CPS Pension Costs
There has been a lot of discussion regarding CPS pension costs and how they are included in the proposed changes to the State education funding formula in SB1. Below is a recap of the changes and our questions regarding the potential long term impact on future State education funding.
What was included in the final version of SB1 regarding CPS pension costs?
- The State would pay the normal future pension costs for CPS. The State's payment of $215 million and the related CPS expense of $215 million would both be included in the formula. This change provides much needed pension parity for future normal costs.
- The final amendments also included providing a $500 million dollar "credit to CPS" for the CPS unfunded pension costs (past pension costs that accumulated because of skipping pension payments in the past) in the formula.
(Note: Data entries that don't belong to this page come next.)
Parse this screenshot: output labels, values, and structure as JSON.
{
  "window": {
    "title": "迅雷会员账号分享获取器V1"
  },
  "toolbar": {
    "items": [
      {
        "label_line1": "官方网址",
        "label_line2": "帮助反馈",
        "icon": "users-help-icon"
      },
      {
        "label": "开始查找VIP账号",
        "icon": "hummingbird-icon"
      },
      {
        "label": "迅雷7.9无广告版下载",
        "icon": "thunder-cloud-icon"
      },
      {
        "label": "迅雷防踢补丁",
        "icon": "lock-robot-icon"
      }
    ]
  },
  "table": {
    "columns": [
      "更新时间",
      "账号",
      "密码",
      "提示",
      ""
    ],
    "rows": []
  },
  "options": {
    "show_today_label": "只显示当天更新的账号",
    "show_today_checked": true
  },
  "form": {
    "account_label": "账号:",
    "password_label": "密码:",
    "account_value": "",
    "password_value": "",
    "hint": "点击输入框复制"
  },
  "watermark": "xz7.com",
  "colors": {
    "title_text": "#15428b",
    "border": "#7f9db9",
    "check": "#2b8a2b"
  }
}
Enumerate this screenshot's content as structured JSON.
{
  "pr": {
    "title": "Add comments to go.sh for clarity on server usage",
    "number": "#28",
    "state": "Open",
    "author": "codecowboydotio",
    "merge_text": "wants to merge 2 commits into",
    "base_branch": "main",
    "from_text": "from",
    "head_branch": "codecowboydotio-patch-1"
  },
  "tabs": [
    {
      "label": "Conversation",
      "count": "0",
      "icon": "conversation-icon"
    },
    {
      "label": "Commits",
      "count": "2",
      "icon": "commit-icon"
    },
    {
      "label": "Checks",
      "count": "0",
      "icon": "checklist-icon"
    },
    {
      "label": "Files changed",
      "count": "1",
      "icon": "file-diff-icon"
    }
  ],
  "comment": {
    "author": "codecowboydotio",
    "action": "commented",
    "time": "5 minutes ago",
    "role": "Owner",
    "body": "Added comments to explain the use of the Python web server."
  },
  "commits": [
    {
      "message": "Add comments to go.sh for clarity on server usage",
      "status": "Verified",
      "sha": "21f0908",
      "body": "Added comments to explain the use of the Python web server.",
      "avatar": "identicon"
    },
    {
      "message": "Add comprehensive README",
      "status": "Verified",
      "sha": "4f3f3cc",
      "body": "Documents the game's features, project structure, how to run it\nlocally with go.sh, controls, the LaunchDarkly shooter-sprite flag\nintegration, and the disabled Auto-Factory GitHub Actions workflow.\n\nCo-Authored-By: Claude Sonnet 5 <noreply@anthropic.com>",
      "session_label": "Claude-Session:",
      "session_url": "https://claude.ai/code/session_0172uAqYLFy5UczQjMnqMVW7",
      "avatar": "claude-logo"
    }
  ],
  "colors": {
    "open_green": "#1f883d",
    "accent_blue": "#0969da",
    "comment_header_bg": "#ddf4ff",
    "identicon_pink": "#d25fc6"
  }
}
What was the impact of including the "credit" for the historic CPS unfunded pension costs in SB1?
- Including the "credit" for the CPS unfunded pension liability reduced the adequate funding percentage for CPS from 71% to 62% .
- This is the primary reason that CPS moved from tier 2 (middle tier) to tier 1 (highest need) district in the formula between the original version of SB1 that passed the Senate and the final amended version that is being sent to the Governor.
Were both the cost and any related revenue of the unfunded pension liability included in the proposed SB1 funding formula?
- Only the $500 million dollars in CPS unfunded pension costs was included in the formula.
- The related revenues of $250 million dollars a year from the reinstated CPS pension tax levy was not included in the formula.
What could be the long term impact of including the historic unfunded pension liability in the funding formula?
- The costs of the CPS unfunded pension liability will continue to grow each year and will consume a greater portion of future State funding with the proposed formula. The annual pension costs for CPS are expected to exceed 1 billion dollars annually by 2030.
- Based on a high level simulation that increases the cost of the CPS unfunded pension liability by 5% annually, the cost of including the unfunded pension liability in the formula could double within 5 years.*
- The below charts shows the projected growth in the unfunded pension liability and how this growth could impact future funding.
Note: The projected 5 year impact only included changing the amount of additional funding per year each school district would receive if the State increased it's investment by $350 million dollars annually and increasing the costs of the unfunded pension liability for CPS by 5% per year. This simulation did not take into account changes in the comparable wage index, potential demographic changes, changes in property valueor the impact of how the PTELL calculation is being done in the proposed formula.
Consider the following compromise on CPS pension costs.
- Include the $250 million dollars a year in revenue from the reinstated CPS pension tax levy in the formula to offset the "credit" of $500 million dollars for the unfunded pension liability costs.
- Continue to work with Chicago on determining the best way to fund the remaining unfunded pension liability either locally or through a separate state appropriation that is outside of both the statewide education funding formula and also outside of the funding that should be used by CPS for the classroom.
- As new revenue sources are identified to pay for CPS unfunded pensions, include the new revenue in the formula to offset the CPS unfunded pension liability cost.
- Add language to SB1 to create a 10% cap on the maximum amount that a school districts adequacy percentage can be reduced by from "adjustments" made in the distribution portion of the Evidence Based Model formula.
The goal should be to get more money into the classroom for both CPS and schools across the State.